[Haskell-cafe] Re: Interest in helping w/ Haskell standard
Cale Gibbard
cgibbard at gmail.com
Sat Oct 15 02:17:33 EDT 2005
On 15/10/05, Ketil Malde <ketil+haskell at ii.uib.no> wrote:
> David Roundy <droundy at abridgegame.org> writes:
>
> >> Bah, simple libraries. They don't have to be part of the Standard
> >> Prelude.
>
> > I completely agree. I'd rather decrease the number of libraries defined in
> > the language itself and decouple library standardization from the
> > definition of the language standard. Libraries can much more easily be
> > developed and improved.
>
> I'd vote for moving map, null and lookup from Prelude to an explicit
> List import (like insert already is). They tend to be used by
> collections (Data.Set, Map etc), which complicates imports or requires
> unnecessary qualification.
>
> Alternatively, as (List.)map and null are very common, use different
> names for other collections (fmap? isEmpty?).
>
> As a general rule, I think libraries shouldn't overload names imported
> implicitly from the Prelude. (I know it is fashionable to qualify
> everything this week, but I prefer to be able to use unqualified names
> occasionally as well).
>
> -k
> --
> If I haven't seen further, it is by standing in the footprints of giants
>
Or fix the "Set is not an instance of Functor" problem and then rename
fmap to map. :) John Hughes' proposal works, though I don't know if
I'd like all the wft's cluttering up my class contexts. I've been
thinking of some other ways to solve the problem by extending the kind
system (as the problem is that the kind of the type parameter to Set
should not really be *, but a subkind thereof consisting of the types
satisfying Ord).

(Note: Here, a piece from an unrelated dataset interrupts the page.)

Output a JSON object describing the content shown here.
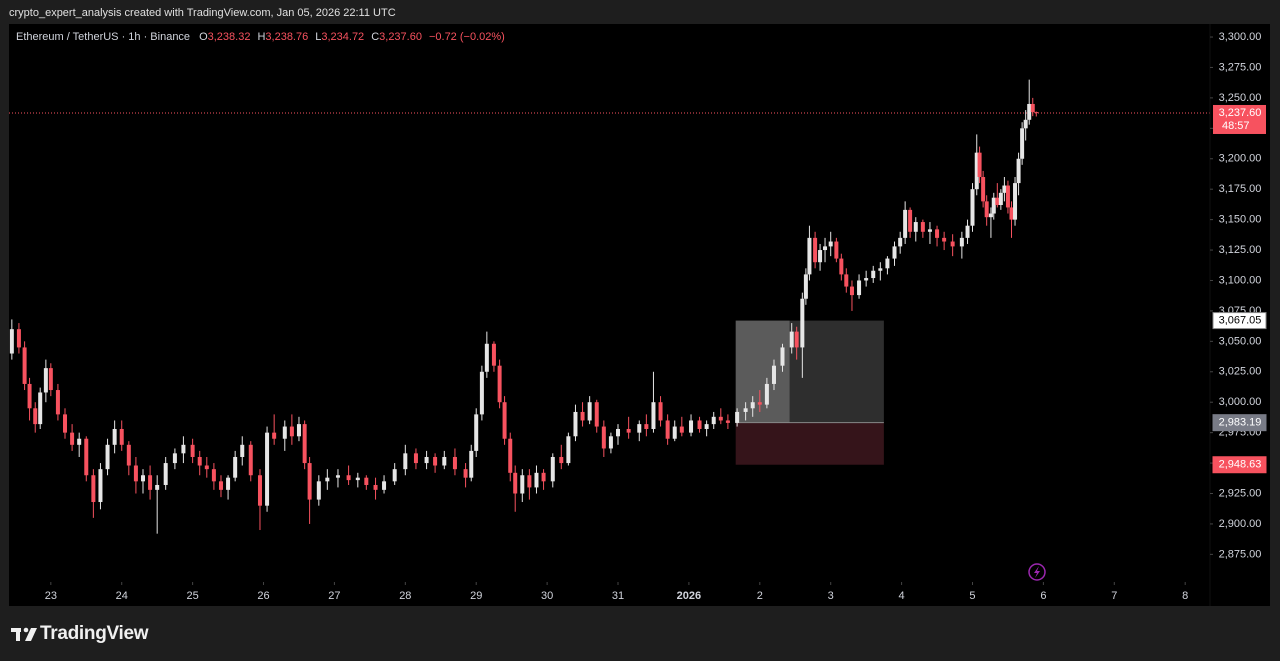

It looks like this approach should work, but I
either need to do more reading or more talking to people knowledgeable
about type theory, and the existing implementations in order to
completely formalise it.
I agree somewhat about the qualified names, but I think in a lot of
cases, when things are called the same thing, it is because they are
doing the same thing, and so there should be a typeclass for them.